A pie de estribo
Se puede ser casi un niño y tomar rumbo supuestamente equivocado, para continuar (siguiendo), rectos, los pasos de un hermano mayor, acaso hasta desoyendo el silencio revelador de la familia.
Se pueden echar a un lado seguras comodidades del césped hogareño para empezar a andar, todo el tiempo por venir, sobre campos minados de peligros y de adversidades.
¿A cambio de qué provecho personal? Ninguno más material que las ideas, valores y convicciones traídos en vena, de la cuna, de las raíces…
Y ajustarse bien las botas y las espuelas para hincar los ijares del tiempo, mediante «locuras divinamente locas» como asaltar fortalezas de pura muerte artilladas hasta los dientes, ganarle la partida al Modelo de la penitenciaría, dejar atrás la tierra amada, pulir como diamante el difícil arte de poner ojo y bala en el mismísimo punto, mientras por todo el mundo otros, de igual edad, vacían cargadores completos en conquistas de amor…
Puede un hombre, tan joven aún, tragarse las náuseas de un infernal vaivén en mar bravío, pidiéndole permiso a un pie para darle descanso al otro, a bordo de un pequeño yate, en el que solo un milagro podría «acomodar» 162 botas más –con los cuerpos que calzaban–, mochilas y todo lo útil para desafiar la muerte en quién sabe cuántos combates armados.
Y ser bautizado no solo con Las Coloradas aguas del rojizo mangle, a pecho y barbilla, sino también con irreverente pólvora, en metralla de aviación rasante. Y salvar el pellejo por obra y gracia del futuro, y reencontrarse luego bajo Cinco viriles Palmas con aquel mismo hermano –y un puñadito de seguidores– seguro, ahora sí, de la victoria en una guerra a todas (oscuras) luces ¿perdida?
Se puede, ¡cómo no!, arrebatarle al enemigo fanfarrón hasta la fe que jamás tuvo; andar, mandar y comandar de Frente; allanar nueva vida en la vieja montaña y darle toda su justa altura al llano; conquistar la paz, convencido de que no se puede perder la misma guerra que luego se seguirá ganando bajo el puro y pacífico concepto de evitarla a toda costa, preparándose sólidamente para ella.
Puede un hombre apoyar, a lo largo y ancho de una vida entera, la cabeza sobre la almohada durante menos horas que muchos otros, incluso en medio de verdaderos «dolores» que millones de cabezas ni imaginan.

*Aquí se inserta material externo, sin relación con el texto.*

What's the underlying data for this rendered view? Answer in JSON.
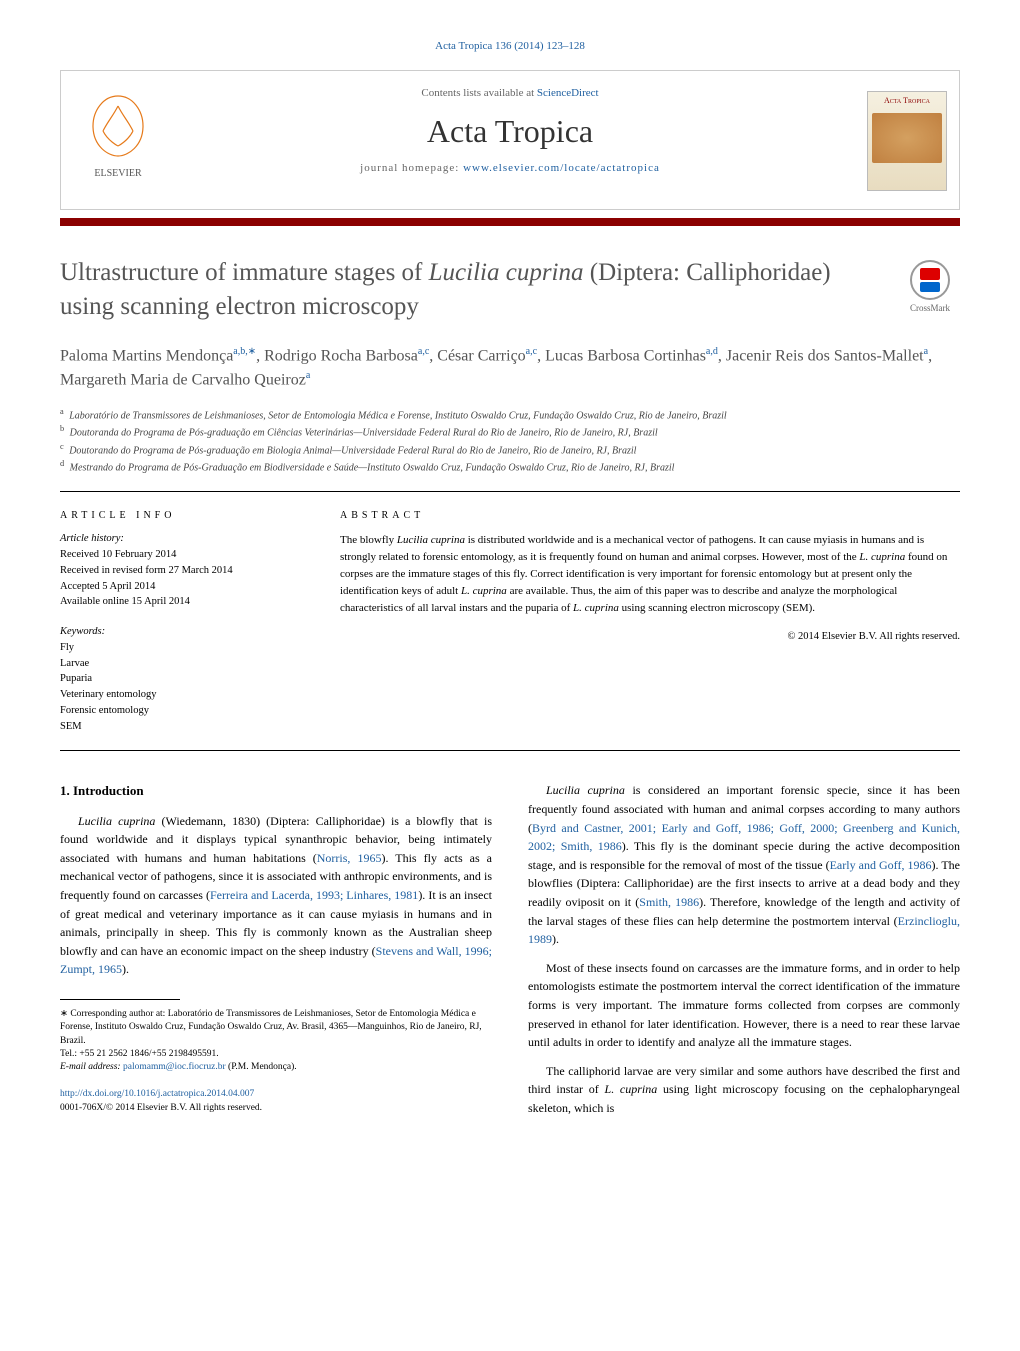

Un hombre puede todo eso y mucho más. Puede continuar siendo el mismo ocurrente y jovial serrano de ayer y antes de ayer, burlar las zancadillas físicas y mentales de los 80 años, saltar como un veinteañero la varilla de los 90. Y puede, tres calendarios más acá, mantener la bota muy bien afincada en el estribo, listo para cabalgar y decir ¡voy!, a la hora en que Cuba lo llame.